Book the end of ideology

    Book Details:
  • Author : Daniel Bell
  • Publisher :
  • Release : 1960
  • ISBN :
  • Pages : 420 pages

Download or read book the end of ideology written by Daniel Bell and published by . This book was released on 1960 with total page 420 pages. Available in PDF, EPUB and Kindle. Book excerpt:

Book Ideology in U S  Foreign Relations

Download or read book Ideology in U S Foreign Relations written by Christopher McKnight Nichols and published by Columbia University Press. This book was released on 2022-08-09 with total page 725 pages. Available in PDF, EPUB and Kindle. Book excerpt: Winner, 2023 Joseph Fletcher Prize for Best Edited Book in Historical International Relations, History Section, International Studies Association Ideology drives American foreign policy in ways seen and unseen. Racialized notions of subjecthood and civilization underlay the political revolution of eighteenth-century white colonizers; neoconservatism, neoliberalism, and unilateralism propelled the post–Cold War United States to unleash catastrophe in the Middle East. Ideologies order and explain the world, project the illusion of controllable outcomes, and often explain success and failure. How does the history of U.S. foreign relations appear differently when viewed through the lens of ideology? This book explores the ideological landscape of international relations from the colonial era to the present. Contributors examine ideologies developed to justify—or resist—white settler colonialism and free-trade imperialism, and they discuss the role of nationalism in immigration policy.

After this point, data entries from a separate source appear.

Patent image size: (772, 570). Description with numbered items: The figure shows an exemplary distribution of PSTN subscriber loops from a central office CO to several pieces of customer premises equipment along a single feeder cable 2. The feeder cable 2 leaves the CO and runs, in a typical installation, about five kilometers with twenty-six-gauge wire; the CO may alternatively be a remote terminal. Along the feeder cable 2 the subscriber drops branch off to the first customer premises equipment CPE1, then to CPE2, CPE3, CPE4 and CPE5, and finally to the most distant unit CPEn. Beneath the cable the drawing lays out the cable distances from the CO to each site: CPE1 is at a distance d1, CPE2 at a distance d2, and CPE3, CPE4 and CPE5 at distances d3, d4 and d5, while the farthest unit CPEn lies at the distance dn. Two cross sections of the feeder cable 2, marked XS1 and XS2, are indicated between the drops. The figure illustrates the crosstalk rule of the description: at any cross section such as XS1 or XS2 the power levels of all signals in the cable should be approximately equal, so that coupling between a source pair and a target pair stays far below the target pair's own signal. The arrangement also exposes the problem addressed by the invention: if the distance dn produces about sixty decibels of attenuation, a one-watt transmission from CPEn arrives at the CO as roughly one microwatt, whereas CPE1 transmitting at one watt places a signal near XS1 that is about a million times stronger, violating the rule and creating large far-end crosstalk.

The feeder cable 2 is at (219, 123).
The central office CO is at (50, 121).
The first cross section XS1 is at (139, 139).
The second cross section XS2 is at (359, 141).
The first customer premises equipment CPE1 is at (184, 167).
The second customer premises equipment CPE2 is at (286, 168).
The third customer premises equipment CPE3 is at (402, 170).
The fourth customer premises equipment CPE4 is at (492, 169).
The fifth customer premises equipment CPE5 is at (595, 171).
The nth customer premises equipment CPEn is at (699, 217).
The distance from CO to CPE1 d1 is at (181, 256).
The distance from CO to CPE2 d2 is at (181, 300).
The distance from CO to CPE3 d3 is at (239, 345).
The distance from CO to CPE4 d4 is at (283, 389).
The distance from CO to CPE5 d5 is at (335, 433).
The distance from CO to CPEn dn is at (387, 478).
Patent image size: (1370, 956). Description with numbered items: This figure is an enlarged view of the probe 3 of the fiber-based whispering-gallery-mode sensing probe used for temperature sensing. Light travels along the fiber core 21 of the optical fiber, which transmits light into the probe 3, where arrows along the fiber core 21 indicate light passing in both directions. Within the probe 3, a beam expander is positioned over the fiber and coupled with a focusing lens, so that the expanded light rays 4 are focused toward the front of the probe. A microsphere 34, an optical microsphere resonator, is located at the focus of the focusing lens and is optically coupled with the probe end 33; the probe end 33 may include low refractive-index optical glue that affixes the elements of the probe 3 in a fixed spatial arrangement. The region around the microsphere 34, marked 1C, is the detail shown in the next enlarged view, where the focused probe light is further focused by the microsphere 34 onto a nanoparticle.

The book reveals new insights on the role of ideas at the intersection of U.S. foreign and domestic policy and politics. It shows how the ideals coded as “civilization,” “freedom,” and “democracy” legitimized U.S. military interventions and enabled foreign leaders to turn American power to their benefit. The book traces the ideological struggle over competing visions of democracy and of American democracy’s place in the world and in history. It highlights sources beyond the realm of traditional diplomatic history, including nonstate actors and historically marginalized voices. Featuring the foremost specialists as well as rising stars, this book offers a foundational statement on the intellectual history of U.S. foreign policy.